Now, the value of the 3,066 issues on the New York Stock Exchange is $14 trillion. Because the $4 trillion sloshing in the economy represents 30 percent of that $14 trillion in stocks, it’s no wonder the market has made new highs.

The second reason the Dow is gamboling higher is low interest rates. The Fed keeps rates low by overwhelming the economy with new money. Because the economy is flooded with cash, and borrowing costs are near zero, investors are more willing to take extraordinary risks.

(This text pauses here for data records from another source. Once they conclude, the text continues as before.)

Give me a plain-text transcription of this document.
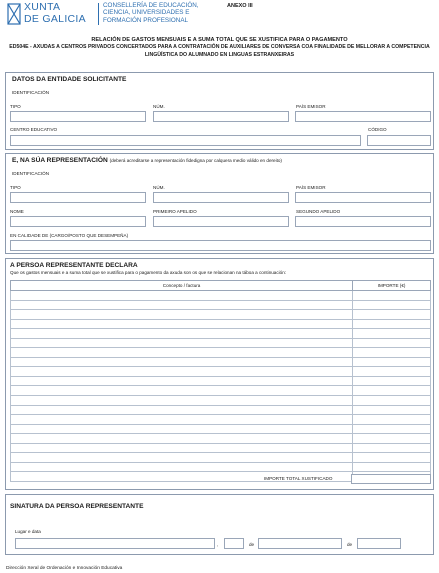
XUNTA
DE GALICIA
CONSELLERÍA DE EDUCACIÓN,
CIENCIA, UNIVERSIDADES E
FORMACIÓN PROFESIONAL
ANEXO III
RELACIÓN DE GASTOS MENSUAIS E A SUMA TOTAL QUE SE XUSTIFICA PARA O PAGAMENTO
ED504E - AXUDAS A CENTROS PRIVADOS CONCERTADOS PARA A CONTRATACIÓN DE AUXILIARES DE CONVERSA COA FINALIDADE DE MELLORAR A COMPETENCIA
LINGÜÍSTICA DO ALUMNADO EN LINGUAS ESTRANXEIRAS
DATOS DA ENTIDADE SOLICITANTE
IDENTIFICACIÓN
TIPO	NÚM.	PAÍS EMISOR
CENTRO EDUCATIVO	CÓDIGO
E, NA SÚA REPRESENTACIÓN (deberá acreditarse a representación fidedigna por calquera medio válido en dereito)
IDENTIFICACIÓN
TIPO	NÚM.	PAÍS EMISOR
NOME	PRIMEIRO APELIDO	SEGUNDO APELIDO
EN CALIDADE DE (CARGO/POSTO QUE DESEMPEÑA)
A PERSOA REPRESENTANTE DECLARA
Que os gastos mensuais e a suma total que se xustifica para o pagamento da axuda son os que se relacionan na táboa a continuación:
Concepto / factura	IMPORTE (€)

IMPORTE TOTAL XUSTIFICADO
SINATURA DA PERSOA REPRESENTANTE
Lugar e data
,	de	de
Dirección Xeral de Ordenación e Innovación Educativa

So in the face of terribly high unemployment, crashing home values, a seriously sick mortgage market, nearly nonexistent bank loans, unparalleled real estate foreclosures, a record deficit and national debt, the collapse of municipal pension funds, a state debt crisis, a do-nothing Congress, a shaky European Union, oil exceeding $80 a barrel, a possible decline in our gross domestic product and corporate earnings for the coming quarter … what other reason could there be for higher stock prices?

If you want some action, I recommend that you use $30,000 (l5 percent of your $207,000 IRA) and invest $6,000 in each of the following. These issues offer good exposure to potentially high returns.

Vanguard Emerging Markets (VWO-$46.31) tracks the 748 common stocks in the MSCI Emerging Market Index. Barclays Capital High Yield Bond (JNK-$39.96) has a $5 billion portfolio of junk bonds and yields 10.16 percent. Neuberger Berman Real Estate (NREAX-$10.61) owns a variety of real estate investment trusts and property development firms. Gateway Fund (GTECX-$25.54) writes puts and calls against the Standard and Poor’s 500, as well as a basket of similar issues. Akre Focus Retail (AKREX-$11.58) is an aggressive small mid-cap fund. And Pimco EqS Pathfinder (PTHDX-$9.92) is run by two managers who are good at finding low-priced foreign stocks.

Unlike your utilities, drug and food stocks, these six issues participate in a wide spectrum of choices, giving you a little more zip for your doo-dah.